Professor Greg Austin, Deputy Director of UNSW Canberra Cyber, has warned that Australia and allied states are at risk of experiencing a cyber ‘blitzkrieg’ against civil defences in conflict with a near-peer competitor.
Professor Austin’s warning is made in a paper due to be presented at the First International Research Conference on the Cyber Storm in Canberra next week, an event attended by a range of global experts and Major General Marcus Thompson, the ADF’s Head of Information Warfare.
Crucially, the paper argues that the risk management strategies used by businesses in peace are “irrelevant” in war. The wartime threat posed by adversary cyber capabilities will be multi-vector, multi-wave, multi-locality, involve civil and military targets, affect intended and unintended targets, and accompany social media operations. Whilst governments are aware of this threat, Austin argues that we are insufficiently prepared to meet “such complex, multifaceted onslaughts on a rolling basis over protracted periods.”
The report uses the word ‘blitzkrieg’ to highlight the fact that cyber capabilities are, alongside EW, the only weapons that can be delivered almost instantly “at all levels of command” and onto civil targets such as power stations and dams. This necessitates the need for cyber civil defence alongside traditional civil defence tasks including evacuations, shelter and blackout management, decontamination, and others; a need that is, on the whole, unmet.

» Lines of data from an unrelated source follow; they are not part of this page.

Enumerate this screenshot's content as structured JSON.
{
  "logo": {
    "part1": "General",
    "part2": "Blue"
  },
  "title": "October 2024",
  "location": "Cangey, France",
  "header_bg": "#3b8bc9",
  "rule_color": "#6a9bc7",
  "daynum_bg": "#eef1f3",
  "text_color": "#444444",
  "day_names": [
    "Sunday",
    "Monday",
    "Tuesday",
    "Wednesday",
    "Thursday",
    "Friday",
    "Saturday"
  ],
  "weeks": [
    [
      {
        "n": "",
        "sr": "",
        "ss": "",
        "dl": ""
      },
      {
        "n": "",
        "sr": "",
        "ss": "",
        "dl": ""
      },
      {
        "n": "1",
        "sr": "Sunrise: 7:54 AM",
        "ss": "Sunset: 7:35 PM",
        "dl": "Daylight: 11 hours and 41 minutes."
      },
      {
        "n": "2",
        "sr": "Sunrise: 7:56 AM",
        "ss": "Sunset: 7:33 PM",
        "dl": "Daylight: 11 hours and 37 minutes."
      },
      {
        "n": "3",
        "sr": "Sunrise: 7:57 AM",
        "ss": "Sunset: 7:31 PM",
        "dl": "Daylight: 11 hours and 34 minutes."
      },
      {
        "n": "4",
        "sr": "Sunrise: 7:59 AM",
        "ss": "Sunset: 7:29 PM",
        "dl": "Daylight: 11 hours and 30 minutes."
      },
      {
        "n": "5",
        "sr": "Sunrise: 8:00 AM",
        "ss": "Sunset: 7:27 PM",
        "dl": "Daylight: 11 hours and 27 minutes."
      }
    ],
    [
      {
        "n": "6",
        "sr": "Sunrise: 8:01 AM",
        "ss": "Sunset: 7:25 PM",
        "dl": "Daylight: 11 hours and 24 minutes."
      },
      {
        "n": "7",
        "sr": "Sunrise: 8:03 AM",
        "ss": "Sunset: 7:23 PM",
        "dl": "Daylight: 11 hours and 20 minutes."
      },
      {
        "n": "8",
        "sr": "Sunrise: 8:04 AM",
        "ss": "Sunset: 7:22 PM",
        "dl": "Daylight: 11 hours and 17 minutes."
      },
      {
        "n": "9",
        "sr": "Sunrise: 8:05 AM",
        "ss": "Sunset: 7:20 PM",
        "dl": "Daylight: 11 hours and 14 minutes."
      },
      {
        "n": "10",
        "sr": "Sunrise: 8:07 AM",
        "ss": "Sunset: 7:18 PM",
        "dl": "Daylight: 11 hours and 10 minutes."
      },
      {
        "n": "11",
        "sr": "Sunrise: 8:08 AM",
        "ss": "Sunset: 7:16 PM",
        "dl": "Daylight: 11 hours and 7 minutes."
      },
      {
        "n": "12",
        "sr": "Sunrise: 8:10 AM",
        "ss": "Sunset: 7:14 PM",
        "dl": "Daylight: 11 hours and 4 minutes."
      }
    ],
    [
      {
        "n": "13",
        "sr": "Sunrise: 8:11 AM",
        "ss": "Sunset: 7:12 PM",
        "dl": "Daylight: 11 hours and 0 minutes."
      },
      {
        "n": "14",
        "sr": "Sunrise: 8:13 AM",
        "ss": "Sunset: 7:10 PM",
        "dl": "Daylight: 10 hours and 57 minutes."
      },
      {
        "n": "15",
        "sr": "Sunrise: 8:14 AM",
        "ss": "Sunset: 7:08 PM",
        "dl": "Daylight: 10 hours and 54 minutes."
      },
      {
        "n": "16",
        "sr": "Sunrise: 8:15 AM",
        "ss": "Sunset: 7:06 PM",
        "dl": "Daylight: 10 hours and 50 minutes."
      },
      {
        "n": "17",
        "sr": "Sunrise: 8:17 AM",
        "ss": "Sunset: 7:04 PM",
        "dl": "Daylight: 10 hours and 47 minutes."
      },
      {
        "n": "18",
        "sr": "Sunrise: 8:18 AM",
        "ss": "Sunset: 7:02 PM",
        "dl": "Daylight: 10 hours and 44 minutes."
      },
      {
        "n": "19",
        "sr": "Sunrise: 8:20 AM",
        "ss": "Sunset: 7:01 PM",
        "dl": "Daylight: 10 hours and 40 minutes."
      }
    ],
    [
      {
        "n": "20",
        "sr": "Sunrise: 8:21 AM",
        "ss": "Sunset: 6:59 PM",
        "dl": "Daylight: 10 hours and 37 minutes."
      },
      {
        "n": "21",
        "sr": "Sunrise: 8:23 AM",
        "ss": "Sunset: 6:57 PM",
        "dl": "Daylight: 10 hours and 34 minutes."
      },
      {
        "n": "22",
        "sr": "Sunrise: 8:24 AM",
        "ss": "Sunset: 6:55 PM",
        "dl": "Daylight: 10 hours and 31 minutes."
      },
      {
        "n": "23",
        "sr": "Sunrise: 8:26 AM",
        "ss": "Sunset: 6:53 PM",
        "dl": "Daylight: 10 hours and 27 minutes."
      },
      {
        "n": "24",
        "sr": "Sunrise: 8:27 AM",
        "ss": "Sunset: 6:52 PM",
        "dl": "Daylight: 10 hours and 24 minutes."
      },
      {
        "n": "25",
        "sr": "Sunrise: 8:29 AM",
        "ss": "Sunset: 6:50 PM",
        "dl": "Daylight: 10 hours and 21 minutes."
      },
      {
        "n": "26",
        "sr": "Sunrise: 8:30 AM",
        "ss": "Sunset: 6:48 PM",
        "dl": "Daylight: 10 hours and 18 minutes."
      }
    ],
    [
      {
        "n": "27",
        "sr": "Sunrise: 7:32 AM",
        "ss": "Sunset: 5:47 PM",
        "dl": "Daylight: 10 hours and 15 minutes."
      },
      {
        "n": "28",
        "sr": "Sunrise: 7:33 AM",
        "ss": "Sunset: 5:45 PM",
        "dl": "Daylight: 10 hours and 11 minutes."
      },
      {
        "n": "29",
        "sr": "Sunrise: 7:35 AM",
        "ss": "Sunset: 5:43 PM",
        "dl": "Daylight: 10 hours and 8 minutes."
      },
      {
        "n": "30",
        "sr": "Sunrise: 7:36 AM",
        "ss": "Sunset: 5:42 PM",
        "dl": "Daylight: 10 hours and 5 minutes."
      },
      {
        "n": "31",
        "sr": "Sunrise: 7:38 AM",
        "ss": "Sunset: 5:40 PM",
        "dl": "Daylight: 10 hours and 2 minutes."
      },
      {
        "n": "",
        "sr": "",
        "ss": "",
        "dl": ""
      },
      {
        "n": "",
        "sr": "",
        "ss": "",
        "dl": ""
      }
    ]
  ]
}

Austin puts forth a hefty list of gaps in national preparedness for cyber blitzkrieg, including: planning and documentation, private/public planning, decision-making tech, information sharing, situational awareness, communications, legal, education, and many more. The long list of gaps creates a long list of policy recommendations, including the formation of task forces, a Cyber Civil Corps, a National Cyber War College, “at least one” civil defence research centre, elevating resilience spending by up to 1000 per cent, and others.
“It has become quite clear that none of the four main actor sets (government, military, private sector, or universities) can rise to any of the challenges by acting in isolation,” Austin argues. “The problem set almost certainly needs new energy, new vision, and a new paradigm.
“Change will need to be driven through a new institutional centre of gravity that is multi-stakeholder.”
In short, competition in cyberspace is escalating – an observation that will come as no surprise to readers. It is the scale of capabilities, however, on which Austin sheds light. The US has announced the legality of targeting power stations and dams in wartime, presumably by cyber means; Russia has attacked critical infrastructure in Ukraine and elsewhere; and the UK has revealed that it is prepared to black out Moscow by cyber means in a crisis. Other examples not listed in the report include the famous Stuxnet attack on Iranian nuclear infrastructure and the WannaCry ransomware attack that hit Britain’s NHS.
“An increasing number of states now accept that cyber civil defence is not only a necessity, but also that it is achievable,” Austin concludes. “Yet few countries have set in place the mechanisms… let alone provide their citizens, stakeholders and partners with a narrative that can explain the difficulties and complexity of the task.”